Who doesn’t love a beautiful stonewall or a wrought iron fence? It makes everything seem contained, more civilized, safer. But do boundaries always keep us safe, or does they simply separate us?
Robert Frost in his poem “Mending Wall” questions this notion with his neighbor as they do a spring mend on a stonewall, each on his own side. The narrator considers this repairing an “out-door game,” since there is no livestock to contain. But his neighbor seems serious about the boundaries and quotes the proverb: “fences make good neighbors.”
As houses get closer and the noise louder, I too want to set boundaries—to live within a walled garden. I get up early not to hear the sounds of construction. But will a wall, garden or not, make me more tolerant? Will I sleep better at night with a 6-foot privacy fence? Possibly. Or perhaps it is more about what a fence symbolizes, because boundaries can be so many different things.

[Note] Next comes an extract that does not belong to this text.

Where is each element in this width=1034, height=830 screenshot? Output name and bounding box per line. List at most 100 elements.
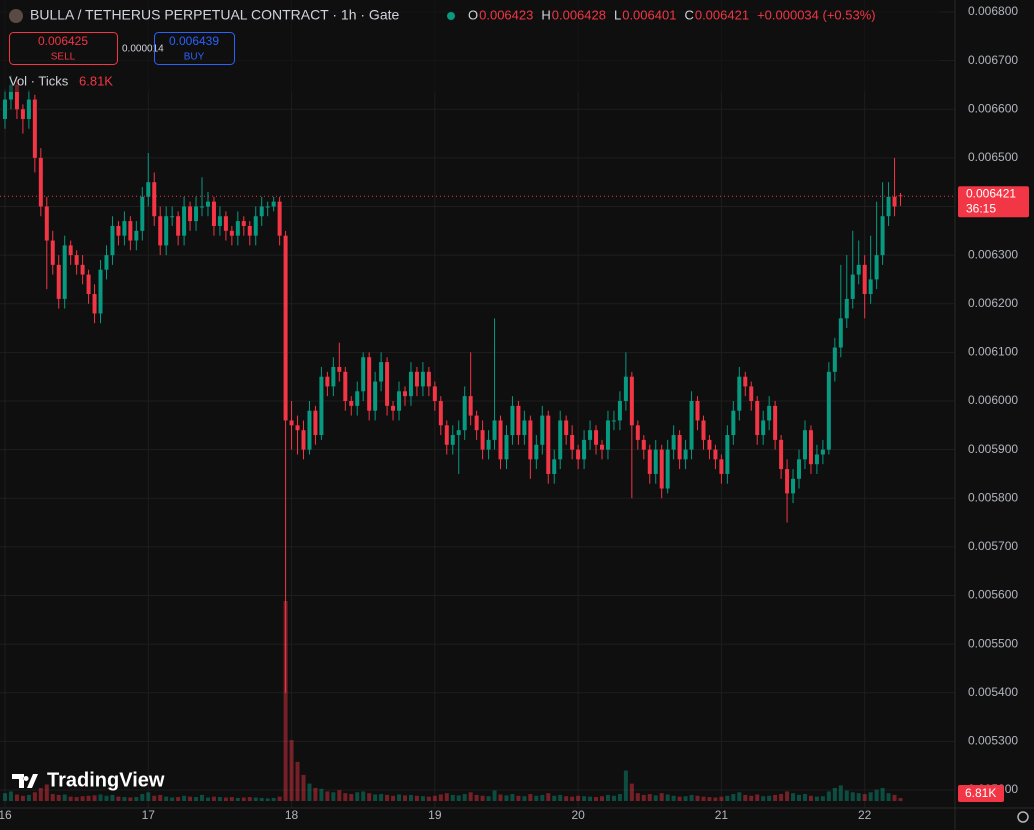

If boundaries alienate us from each other, can we name the boundaries? Are they simply differences in looks or opinions so that we draw lines of exclusion to feel more comfortable? Are they differences in values or religion? Or are they what we imagine of our “neighbors”? Frost says, “my apple trees will never get across and eat the cones under his pines.”
So I ask myself and you, does setting boundaries benefit us or keep us from crossing lines that might make a difference?